Intel Wants To Sell Your Face To Advertisers
Michael Harper for redOrbit.com
Last December, (6 months and 1 day ago, to be exact) Google’s Executive Chairman Eric Schmidt sat on stage at Paris’s LeWeb conference and made an incredibly lofty prediction: “By the summer of 2012, the majority of the televisions you see in stores will have Google TV embedded.” Google had announced a partnership with Intel to build these Google TVs the year before, and sales had yet to take off by the time Schmidt took the stage.
Clearly Google TV is nowhere near the expectations Schmidt had set, but this hasn’t stopped Intel from going back to the drawing board to create a new, virtual television service which will watch you as much as you watch it, selling your face-time to advertisers.

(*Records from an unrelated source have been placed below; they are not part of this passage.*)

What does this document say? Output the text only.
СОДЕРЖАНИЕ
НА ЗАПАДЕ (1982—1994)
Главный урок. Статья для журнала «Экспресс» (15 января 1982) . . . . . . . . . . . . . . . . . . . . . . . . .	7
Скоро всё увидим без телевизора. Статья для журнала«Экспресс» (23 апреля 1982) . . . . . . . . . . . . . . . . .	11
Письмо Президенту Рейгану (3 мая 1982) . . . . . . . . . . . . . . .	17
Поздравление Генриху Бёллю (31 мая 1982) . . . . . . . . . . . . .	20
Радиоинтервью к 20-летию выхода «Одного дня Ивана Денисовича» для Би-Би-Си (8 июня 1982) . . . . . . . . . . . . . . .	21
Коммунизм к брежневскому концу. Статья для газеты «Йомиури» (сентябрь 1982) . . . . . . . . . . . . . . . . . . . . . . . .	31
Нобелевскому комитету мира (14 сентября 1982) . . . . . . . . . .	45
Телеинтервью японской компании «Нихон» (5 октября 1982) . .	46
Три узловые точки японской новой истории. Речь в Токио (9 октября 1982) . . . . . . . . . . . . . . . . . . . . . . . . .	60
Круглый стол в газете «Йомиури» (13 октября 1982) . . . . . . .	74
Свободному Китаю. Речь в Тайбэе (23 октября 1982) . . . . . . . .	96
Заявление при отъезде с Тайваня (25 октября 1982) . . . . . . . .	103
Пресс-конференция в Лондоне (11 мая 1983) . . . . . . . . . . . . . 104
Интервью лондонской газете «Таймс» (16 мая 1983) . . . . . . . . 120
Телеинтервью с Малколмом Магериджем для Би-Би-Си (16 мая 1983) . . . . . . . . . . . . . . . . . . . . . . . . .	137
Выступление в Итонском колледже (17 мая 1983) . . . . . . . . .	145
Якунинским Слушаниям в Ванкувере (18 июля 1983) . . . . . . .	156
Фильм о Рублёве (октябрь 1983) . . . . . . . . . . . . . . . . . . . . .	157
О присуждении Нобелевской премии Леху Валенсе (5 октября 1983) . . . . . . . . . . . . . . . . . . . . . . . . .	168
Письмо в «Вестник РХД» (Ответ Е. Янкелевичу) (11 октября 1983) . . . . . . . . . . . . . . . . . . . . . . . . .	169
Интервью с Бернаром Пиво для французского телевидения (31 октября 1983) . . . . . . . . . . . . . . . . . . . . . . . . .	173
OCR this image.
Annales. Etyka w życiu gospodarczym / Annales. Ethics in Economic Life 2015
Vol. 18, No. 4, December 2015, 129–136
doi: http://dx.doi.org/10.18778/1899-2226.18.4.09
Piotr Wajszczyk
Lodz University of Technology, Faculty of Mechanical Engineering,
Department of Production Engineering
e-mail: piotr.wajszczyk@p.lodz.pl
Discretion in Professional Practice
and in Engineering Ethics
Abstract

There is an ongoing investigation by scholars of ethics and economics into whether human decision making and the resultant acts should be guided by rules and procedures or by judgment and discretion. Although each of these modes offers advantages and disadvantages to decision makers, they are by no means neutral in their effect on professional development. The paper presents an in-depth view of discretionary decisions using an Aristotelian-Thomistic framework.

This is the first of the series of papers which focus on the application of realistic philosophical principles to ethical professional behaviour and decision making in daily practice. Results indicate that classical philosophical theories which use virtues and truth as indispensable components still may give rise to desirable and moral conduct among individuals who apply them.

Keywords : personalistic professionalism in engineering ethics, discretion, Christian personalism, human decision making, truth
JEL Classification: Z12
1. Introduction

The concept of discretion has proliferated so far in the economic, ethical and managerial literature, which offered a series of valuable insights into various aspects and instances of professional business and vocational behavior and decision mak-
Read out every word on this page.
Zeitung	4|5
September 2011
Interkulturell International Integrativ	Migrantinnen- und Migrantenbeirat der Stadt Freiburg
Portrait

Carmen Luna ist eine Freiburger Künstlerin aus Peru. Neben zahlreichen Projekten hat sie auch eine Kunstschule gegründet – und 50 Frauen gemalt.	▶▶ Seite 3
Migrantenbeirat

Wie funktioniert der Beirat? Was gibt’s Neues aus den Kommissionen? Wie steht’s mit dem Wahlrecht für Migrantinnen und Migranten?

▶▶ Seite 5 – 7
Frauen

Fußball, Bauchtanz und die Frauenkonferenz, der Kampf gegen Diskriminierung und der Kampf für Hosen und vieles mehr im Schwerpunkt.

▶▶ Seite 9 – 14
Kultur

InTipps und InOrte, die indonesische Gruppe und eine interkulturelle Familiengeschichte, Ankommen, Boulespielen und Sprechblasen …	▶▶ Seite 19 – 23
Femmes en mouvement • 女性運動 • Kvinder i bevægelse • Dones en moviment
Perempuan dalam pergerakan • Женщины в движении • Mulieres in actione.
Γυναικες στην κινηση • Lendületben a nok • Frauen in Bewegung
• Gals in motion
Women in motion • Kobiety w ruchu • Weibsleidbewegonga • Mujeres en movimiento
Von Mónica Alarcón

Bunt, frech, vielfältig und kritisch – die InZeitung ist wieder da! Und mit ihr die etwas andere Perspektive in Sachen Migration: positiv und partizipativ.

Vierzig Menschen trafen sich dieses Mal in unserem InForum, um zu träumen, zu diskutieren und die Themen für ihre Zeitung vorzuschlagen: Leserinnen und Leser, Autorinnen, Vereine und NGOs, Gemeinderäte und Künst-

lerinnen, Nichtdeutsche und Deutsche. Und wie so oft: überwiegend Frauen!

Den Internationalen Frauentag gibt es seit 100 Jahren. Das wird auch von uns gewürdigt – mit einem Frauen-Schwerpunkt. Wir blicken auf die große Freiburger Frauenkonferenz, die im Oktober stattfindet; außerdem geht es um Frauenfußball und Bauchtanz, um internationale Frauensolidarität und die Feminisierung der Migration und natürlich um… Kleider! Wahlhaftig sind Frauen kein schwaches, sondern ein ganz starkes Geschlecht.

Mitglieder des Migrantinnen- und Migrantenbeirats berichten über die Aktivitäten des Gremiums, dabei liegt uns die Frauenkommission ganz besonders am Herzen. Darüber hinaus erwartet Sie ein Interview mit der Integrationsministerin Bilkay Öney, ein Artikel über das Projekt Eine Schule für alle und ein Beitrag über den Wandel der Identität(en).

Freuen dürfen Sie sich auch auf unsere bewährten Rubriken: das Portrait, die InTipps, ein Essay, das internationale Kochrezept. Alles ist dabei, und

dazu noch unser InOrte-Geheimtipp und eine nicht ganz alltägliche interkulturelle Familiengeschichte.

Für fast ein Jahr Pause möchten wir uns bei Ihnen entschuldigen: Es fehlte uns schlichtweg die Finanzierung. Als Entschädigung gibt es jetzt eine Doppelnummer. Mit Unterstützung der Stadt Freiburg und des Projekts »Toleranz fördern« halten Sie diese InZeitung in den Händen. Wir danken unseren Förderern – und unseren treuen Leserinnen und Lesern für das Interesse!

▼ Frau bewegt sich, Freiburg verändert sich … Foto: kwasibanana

According to Reuters, Intel is sweet talking advertisers and content providers in order to get their latest television invention off the ground. Intel may be having some trouble persuading the content providers to let loose of their current business model, however; An issue all who have gone before them have had as well.
Intel has also been trying to keep quiet about their alleged push into the television business for fear they wake up a sleeping giant who has also been rumored to enter the same industry any day now.
Reuters cites “People Familiar With the Matter,” saying Intel has been in negotiations for months, showing off a facial recognition technology which will allow advertisers to show specific ads for Dad, Mom, Junior and Little Sis. While this technology allegedly doesn’t distinguish specific people, it can determine age and gender.
Should Intel be working on a new TV set-top box, they may be late to the game. After all, Apple’s Rumored Television has been the hot topic in tech gossip for years now, and Amazon and Google are already trying to shake down the cable and satellite industry, dismantling the bundles and packages which force customers to buy 10 extra channels they don’t want in order to watch they one channel they do. And, as watching behaviors and habits shift, Silicon Valley’s heavyweights hope to be there to take full advantage of the opportunity.
Google wasn’t able to help Intel gain any footing in this industry and Apple may or may not be entering this year or next year. As such, Reuters is saying Intel believes their set-top options will be a better built system with a more robust list of content. Should Intel make the leap into this market, they could be the first to make a significant splash.
“If they can create a virtual network and it incorporates proprietary Intel technology, they could certainly bring something different to the subscription TV model.” JMP analyst Alex Gauna told Reuters.
Intel’s slightly creepy facial recognition technology might be their ace in the hole with the TV industry. After all, in a model built by advertising, being able to effectively and efficiently promote to a captive audience is good for business. After all, it must be an advertisers dream to be able to tailor and target specific ads for specific groups of people and only pay for those ads seen by actual, real human eyeballs and not just the dog.
“They’ve told us the technology is going to be so much more interactive with ads that you can make more money. But it’s just a little unproven,” said one executive Familiar With the Matter.
As expected, Intel declined to comment about their alleged entrance into the TV industry.